Bug 2: libc fork wrapper corrupts shared state (fundamental)
With the signal fix in place, enabling ghost-fork immediately crashed the
fork_exit benchmark with a GPF in the parent process (PID 1):
BENCH pipe 256 91716 358
USER FAULT: GENERAL_PROTECTION_FAULT pid=1 ip=0x40520c
PID 1 (/bin/bench --full) killed by signal 11
Root cause: musl's fork() wrapper modifies thread-local storage and global
libc state in the child after the syscall returns:
// musl __fork() — runs in child after kernel returns 0
if (!ret) {
self->tid = __syscall(SYS_set_tid_address, &self->tid_addr);
self->robust_list.off = 0;
self->robust_list.pending = 0;
self->next = self->prev = self;
libc.need_locks = -1;
// ... more global state modifications
}
With ghost-fork, the child shares the parent's entire address space. These
writes go to the same physical memory as the parent's TLS and libc globals.
When the parent resumes after ghost_fork_done, its libc state is corrupted:
self->tid has the child's value, libc.need_locks is -1, the thread list is
broken. Any subsequent libc call hits corrupted state → GPF.
This is inherent, not fixable at the kernel level. Any C library with a fork() wrapper that modifies process state will corrupt the shared address space. This affects musl, glibc, uclibc — all of them.
Why vfork is different
vfork() works correctly with shared VM because:
- Callers follow the vfork contract: only
_exit()orexec()before returning. No libc state modification. - musl's vfork wrapper is minimal: uses
clone(CLONE_VM | CLONE_VFORK)with no post-syscall state modification in the child. - exec replaces the address space: the child gets its own VM before any libc initialization runs.

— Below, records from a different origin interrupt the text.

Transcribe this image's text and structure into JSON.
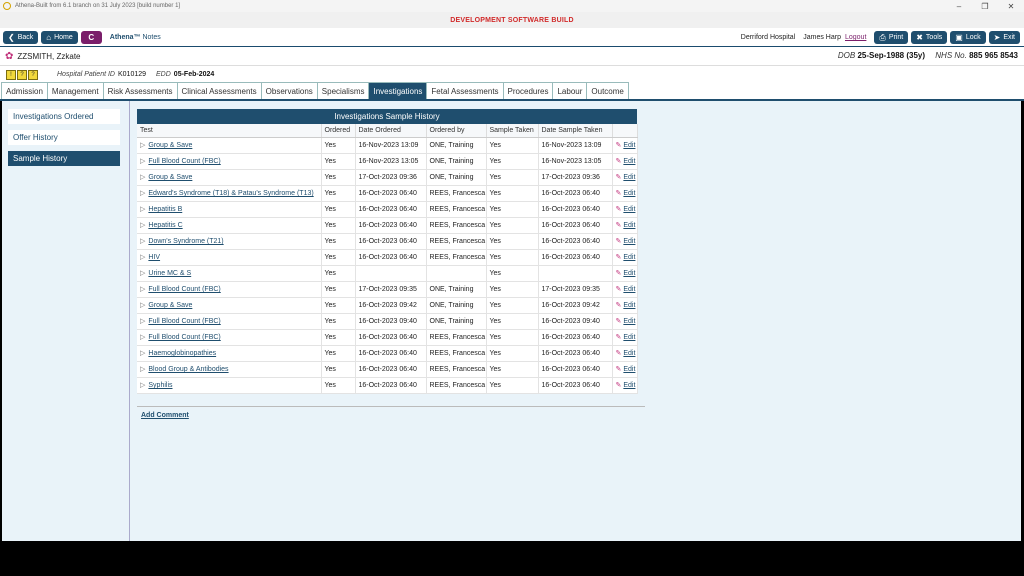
{
  "titlebar": {
    "title": "Athena-Built from 6.1 branch on 31 July 2023 [build number 1]"
  },
  "banner": {
    "text": "DEVELOPMENT SOFTWARE BUILD"
  },
  "toolbar": {
    "back_label": "Back",
    "home_label": "Home",
    "c_label": "C",
    "brand": "Athena™",
    "brand_sub": "Notes",
    "location": "Derriford Hospital",
    "user": "James Harp",
    "logout_label": "Logout",
    "print_label": "Print",
    "tools_label": "Tools",
    "lock_label": "Lock",
    "exit_label": "Exit"
  },
  "patient": {
    "name": "ZZSMITH, Zzkate",
    "dob_label": "DOB",
    "dob_value": "25-Sep-1988 (35y)",
    "nhs_label": "NHS No.",
    "nhs_value": "885 965 8543"
  },
  "info": {
    "alerts": [
      "!",
      "?",
      "?"
    ],
    "hpid_label": "Hospital Patient ID",
    "hpid_value": "K010129",
    "edd_label": "EDD",
    "edd_value": "05-Feb-2024"
  },
  "tabs": [
    "Admission",
    "Management",
    "Risk Assessments",
    "Clinical Assessments",
    "Observations",
    "Specialisms",
    "Investigations",
    "Fetal Assessments",
    "Procedures",
    "Labour",
    "Outcome"
  ],
  "sidebar": [
    "Investigations Ordered",
    "Offer History",
    "Sample History"
  ],
  "panel": {
    "title": "Investigations Sample History",
    "headers": [
      "Test",
      "Ordered",
      "Date Ordered",
      "Ordered by",
      "Sample Taken",
      "Date Sample Taken",
      ""
    ],
    "edit_label": "Edit",
    "rows": [
      [
        "Group & Save",
        "Yes",
        "16-Nov-2023 13:09",
        "ONE, Training",
        "Yes",
        "16-Nov-2023 13:09"
      ],
      [
        "Full Blood Count (FBC)",
        "Yes",
        "16-Nov-2023 13:05",
        "ONE, Training",
        "Yes",
        "16-Nov-2023 13:05"
      ],
      [
        "Group & Save",
        "Yes",
        "17-Oct-2023 09:36",
        "ONE, Training",
        "Yes",
        "17-Oct-2023 09:36"
      ],
      [
        "Edward's Syndrome (T18) & Patau's Syndrome (T13)",
        "Yes",
        "16-Oct-2023 06:40",
        "REES, Francesca",
        "Yes",
        "16-Oct-2023 06:40"
      ],
      [
        "Hepatitis B",
        "Yes",
        "16-Oct-2023 06:40",
        "REES, Francesca",
        "Yes",
        "16-Oct-2023 06:40"
      ],
      [
        "Hepatitis C",
        "Yes",
        "16-Oct-2023 06:40",
        "REES, Francesca",
        "Yes",
        "16-Oct-2023 06:40"
      ],
      [
        "Down's Syndrome (T21)",
        "Yes",
        "16-Oct-2023 06:40",
        "REES, Francesca",
        "Yes",
        "16-Oct-2023 06:40"
      ],
      [
        "HIV",
        "Yes",
        "16-Oct-2023 06:40",
        "REES, Francesca",
        "Yes",
        "16-Oct-2023 06:40"
      ],
      [
        "Urine MC & S",
        "Yes",
        "",
        "",
        "Yes",
        ""
      ],
      [
        "Full Blood Count (FBC)",
        "Yes",
        "17-Oct-2023 09:35",
        "ONE, Training",
        "Yes",
        "17-Oct-2023 09:35"
      ],
      [
        "Group & Save",
        "Yes",
        "16-Oct-2023 09:42",
        "ONE, Training",
        "Yes",
        "16-Oct-2023 09:42"
      ],
      [
        "Full Blood Count (FBC)",
        "Yes",
        "16-Oct-2023 09:40",
        "ONE, Training",
        "Yes",
        "16-Oct-2023 09:40"
      ],
      [
        "Full Blood Count (FBC)",
        "Yes",
        "16-Oct-2023 06:40",
        "REES, Francesca",
        "Yes",
        "16-Oct-2023 06:40"
      ],
      [
        "Haemoglobinopathies",
        "Yes",
        "16-Oct-2023 06:40",
        "REES, Francesca",
        "Yes",
        "16-Oct-2023 06:40"
      ],
      [
        "Blood Group & Antibodies",
        "Yes",
        "16-Oct-2023 06:40",
        "REES, Francesca",
        "Yes",
        "16-Oct-2023 06:40"
      ],
      [
        "Syphilis",
        "Yes",
        "16-Oct-2023 06:40",
        "REES, Francesca",
        "Yes",
        "16-Oct-2023 06:40"
      ]
    ],
    "add_comment_label": "Add Comment"
  },
  "icons": {
    "back": "chevron-left-icon",
    "home": "home-icon",
    "print": "printer-icon",
    "tools": "tools-icon",
    "lock": "lock-icon",
    "exit": "exit-icon",
    "patient": "flower-icon",
    "expand": "triangle-right-icon",
    "edit": "pencil-icon"
  },
  "colors": {
    "primary": "#1f4e6e",
    "accent": "#7a1e6a",
    "dev_banner": "#d12a2a",
    "background": "#e9f3f9"
  }
}
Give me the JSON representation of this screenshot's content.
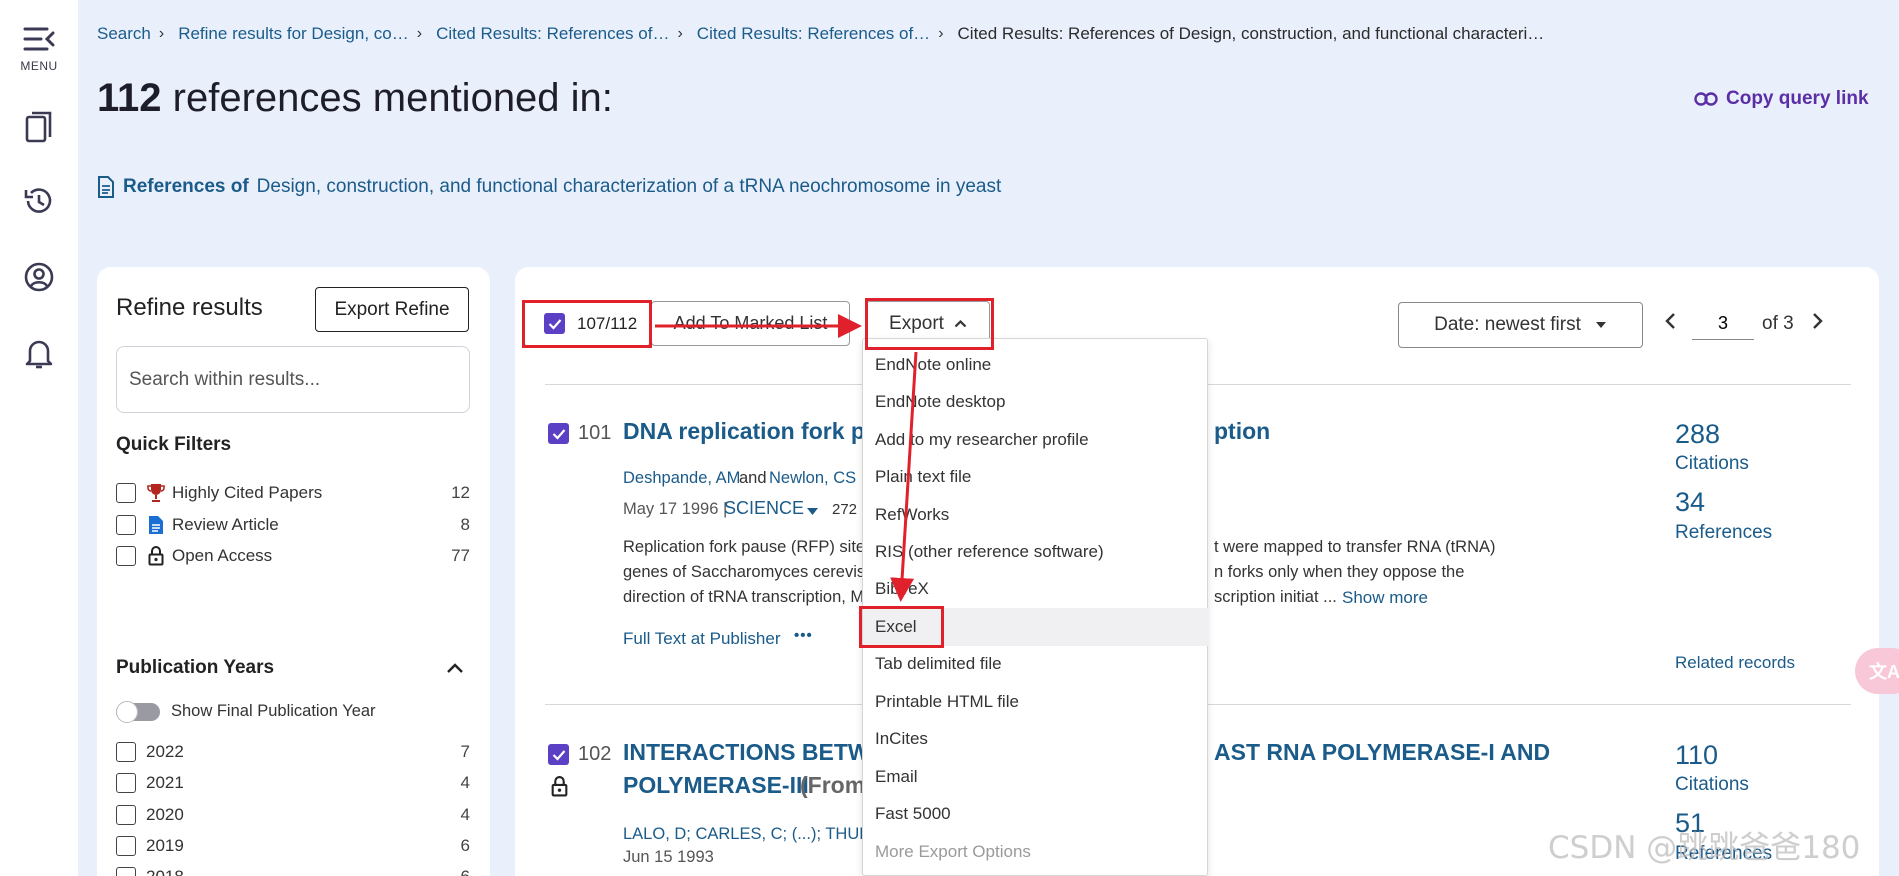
{
  "nav": {
    "menu_label": "MENU"
  },
  "breadcrumb": {
    "items": [
      "Search",
      "Refine results for Design, co…",
      "Cited Results: References of…",
      "Cited Results: References of…"
    ],
    "current": "Cited Results: References of Design, construction, and functional characteri…"
  },
  "header": {
    "count": "112",
    "title_rest": "references mentioned in:",
    "copy_link": "Copy query link",
    "refs_of_label": "References of",
    "refs_of_title": "Design, construction, and functional characterization of a tRNA neochromosome in yeast"
  },
  "refine": {
    "title": "Refine results",
    "export_button": "Export Refine",
    "search_placeholder": "Search within results...",
    "quick_filters_title": "Quick Filters",
    "quick_filters": [
      {
        "label": "Highly Cited Papers",
        "count": "12",
        "icon": "trophy-icon"
      },
      {
        "label": "Review Article",
        "count": "8",
        "icon": "document-icon"
      },
      {
        "label": "Open Access",
        "count": "77",
        "icon": "lock-open-icon"
      }
    ],
    "pub_years_title": "Publication Years",
    "toggle_label": "Show Final Publication Year",
    "years": [
      {
        "label": "2022",
        "count": "7"
      },
      {
        "label": "2021",
        "count": "4"
      },
      {
        "label": "2020",
        "count": "4"
      },
      {
        "label": "2019",
        "count": "6"
      },
      {
        "label": "2018",
        "count": "6"
      }
    ]
  },
  "toolbar": {
    "selected": "107/112",
    "add_marked": "Add To Marked List",
    "export": "Export",
    "sort": "Date: newest first",
    "page": "3",
    "of_pages": "of 3"
  },
  "export_menu": {
    "items": [
      "EndNote online",
      "EndNote desktop",
      "Add to my researcher profile",
      "Plain text file",
      "RefWorks",
      "RIS (other reference software)",
      "BibTeX",
      "Excel",
      "Tab delimited file",
      "Printable HTML file",
      "InCites",
      "Email",
      "Fast 5000",
      "More Export Options"
    ]
  },
  "records": [
    {
      "num": "101",
      "title_left": "DNA replication fork pa",
      "title_right": "ption",
      "authors_a": "Deshpande, AM",
      "authors_and": "and",
      "authors_b": "Newlon, CS",
      "date": "May 17 1996 |",
      "journal": "SCIENCE",
      "volume": "272 (",
      "abstract_l1": "Replication fork pause (RFP) sites",
      "abstract_r1": "t were mapped to transfer RNA (tRNA)",
      "abstract_l2": "genes of Saccharomyces cerevisia",
      "abstract_r2": "n forks only when they oppose the",
      "abstract_l3": "direction of tRNA transcription, M",
      "abstract_r3": "scription initiat ...",
      "show_more": "Show more",
      "full_text": "Full Text at Publisher",
      "more_dots": "•••",
      "citations": "288",
      "citations_label": "Citations",
      "references": "34",
      "references_label": "References",
      "related": "Related records"
    },
    {
      "num": "102",
      "title_l1": "INTERACTIONS BETWE",
      "title_r1": "AST RNA POLYMERASE-I AND",
      "title_l2": "POLYMERASE-III",
      "title_from": "(From",
      "authors": "LALO, D; CARLES, C; (...); THURIAU",
      "date": "Jun 15 1993",
      "citations": "110",
      "citations_label": "Citations",
      "references": "51",
      "references_label": "References"
    }
  ],
  "watermark": "CSDN @跳跳爸爸180",
  "translate_glyph": "文A",
  "colors": {
    "accent": "#5b3fc4",
    "link": "#1a5b8a",
    "highlight": "#e0202a"
  }
}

The signal masking fix protects this path correctly.
Outcome
Ghost-fork remains disabled for fork() — the libc barrier is fundamental.
Signal masking fix landed for both paths — sys_fork (guarded by the
disabled flag) and sys_vfork (always active). The vfork busy-spin bug that
existed since vfork was implemented is now fixed.
Benchmark results (44/44 pass, 0 regressions):
| Category | Count | Highlights |
|---|---|---|
| Faster than Linux KVM | 29 | brk 460x, mmap_fault 107x, signal_delivery 2.2x |
| Within 10% of Linux | 15 | All workloads (exec_true, shell_noop, etc.) |
| Marginal or regression | 0 | Clean sweep |
fork_exit at 44.7µs (0.91x Linux) — about 10% faster than Linux even
without ghost-fork, thanks to stack caching and lock elision from earlier
sessions.
Files changed
| File | Change |
|---|---|
kernel/process/signal.rs | Added SigSet::ALL constant |
kernel/syscalls/fork.rs | Signal masking around ghost-fork wait |
kernel/syscalls/vfork.rs | Signal masking around vfork wait |
kernel/process/process.rs | Updated comment documenting libc barrier |
Lessons
-
vfork semantics cannot be transparently applied to fork() — the kernel can share page tables, but it can't prevent libc from modifying the shared address space in the child. Any optimization that shares VM on fork must either (a) intercept the libc wrapper or (b) use CoW on the stack/TLS pages.
-
Signal masking is the correct pattern for kernel-internal waits where you need sleep_signalable semantics (for the wait queue) but don't want signals to cause EINTR. Linux does the same thing in its vfork implementation.
-
Test the hot path, not just the happy path — the signal spin only manifests when a signal happens to be pending during the wait, which requires real workload testing (timers, child SIGCHLD) to trigger.